Command
Etcd 使用命令方式创建可执行功能,在 Gateway 部分中,首先创建一个主命令,然后再向主命令下挂接子命令(第 6 行),如下所示。
func newGatewayCommand() *cobra.Command {
lpc := &cobra.Command{
Use: "gateway <subcommand>",
Short: "gateway related command",
}
lpc.AddCommand(newGatewayStartCommand())
return lpc
}
子命令也是一个 Command 实例,其中的 Run 方法是该命令执行时的关键方法,第 8 ~ 16 行用于处理与子命令相关的参数。
func newGatewayStartCommand() *cobra.Command {
cmd := cobra.Command{
Use: "start",
Short: "start the gateway",
Run: startGateway,
}
cmd.Flags().StringVar(&gatewayListenAddr, "listen-addr", "127.0.0.1:23790", "listen address")
cmd.Flags().StringVar(&gatewayDNSCluster, "discovery-srv", "", "DNS domain used to bootstrap initial cluster")

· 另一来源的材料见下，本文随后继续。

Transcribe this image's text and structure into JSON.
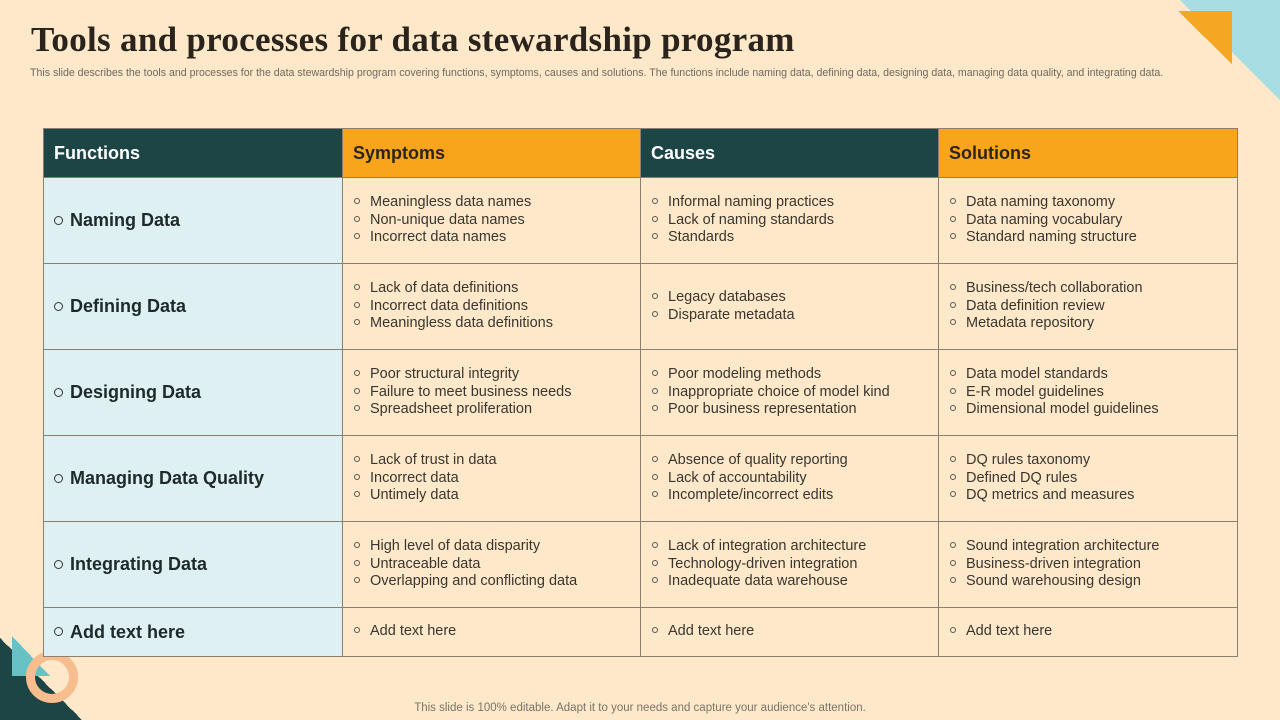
{
  "slide": {
    "title": "Tools and processes for data stewardship program",
    "subtitle": "This slide describes the tools and processes for the data stewardship program covering functions, symptoms, causes and solutions. The functions include naming data, defining data, designing data, managing data quality, and integrating data.",
    "footer": "This slide is 100% editable. Adapt it to your needs and capture your audience's attention."
  },
  "colors": {
    "background": "#fde9c9",
    "header_dark": "#1e4545",
    "header_orange": "#f8a51c",
    "function_cell": "#dff0f2",
    "accent_blue": "#a9dde4",
    "accent_teal": "#67c2c6",
    "accent_peach": "#f7bd8e"
  },
  "table": {
    "headers": [
      "Functions",
      "Symptoms",
      "Causes",
      "Solutions"
    ],
    "rows": [
      {
        "function": "Naming Data",
        "symptoms": [
          "Meaningless data names",
          "Non-unique data names",
          "Incorrect data names"
        ],
        "causes": [
          "Informal naming practices",
          "Lack of naming standards",
          "Standards"
        ],
        "solutions": [
          "Data naming taxonomy",
          "Data naming vocabulary",
          "Standard naming structure"
        ]
      },
      {
        "function": "Defining Data",
        "symptoms": [
          "Lack of data definitions",
          "Incorrect data definitions",
          "Meaningless data definitions"
        ],
        "causes": [
          "Legacy databases",
          "Disparate metadata"
        ],
        "solutions": [
          "Business/tech collaboration",
          "Data definition review",
          "Metadata repository"
        ]
      },
      {
        "function": "Designing Data",
        "symptoms": [
          "Poor structural integrity",
          "Failure to meet business needs",
          "Spreadsheet proliferation"
        ],
        "causes": [
          "Poor modeling methods",
          "Inappropriate choice of model kind",
          "Poor business representation"
        ],
        "solutions": [
          "Data model standards",
          "E-R model guidelines",
          "Dimensional model guidelines"
        ]
      },
      {
        "function": "Managing Data Quality",
        "symptoms": [
          "Lack of trust in data",
          "Incorrect data",
          "Untimely data"
        ],
        "causes": [
          "Absence of quality reporting",
          "Lack of accountability",
          "Incomplete/incorrect edits"
        ],
        "solutions": [
          "DQ rules taxonomy",
          "Defined DQ rules",
          "DQ metrics and measures"
        ]
      },
      {
        "function": "Integrating Data",
        "symptoms": [
          "High level of data disparity",
          "Untraceable data",
          "Overlapping and conflicting data"
        ],
        "causes": [
          "Lack of integration architecture",
          "Technology-driven integration",
          "Inadequate data warehouse"
        ],
        "solutions": [
          "Sound integration architecture",
          "Business-driven integration",
          "Sound warehousing design"
        ]
      },
      {
        "function": "Add text here",
        "symptoms": [
          "Add text here"
        ],
        "causes": [
          "Add text here"
        ],
        "solutions": [
          "Add text here"
        ]
      }
    ]
  }
}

cmd.Flags().StringVar(&gatewayDNSClusterServiceName, "discovery-srv-name", "", "service name to query when using DNS discovery")
cmd.Flags().BoolVar(&gatewayInsecureDiscovery, "insecure-discovery", false, "accept insecure SRV records")
cmd.Flags().StringVar(&gatewayCA, "trusted-ca-file", "", "path to the client server TLS CA file for verifying the discovered endpoints when discovery-srv is provided.")
cmd.Flags().StringSliceVar(&gatewayEndpoints, "endpoints", []string{"127.0.0.1:2379"}, "comma separated etcd cluster endpoints")
cmd.Flags().DurationVar(&gatewayRetryDelay, "retry-delay", time.Minute, "duration of delay before retrying failed endpoints")
return &cmd
}
Execution
Gateway 命令的执行部分为 startGateway。大致过程如下,首先获取目标节点(第 11 行);然后对获得的目标地址进行处理(第 17 ~ 29 行);接下来获取 Gateway 监听地址信息并进行处理(第 31 ~ 64 行);最后启动 TCPProxy。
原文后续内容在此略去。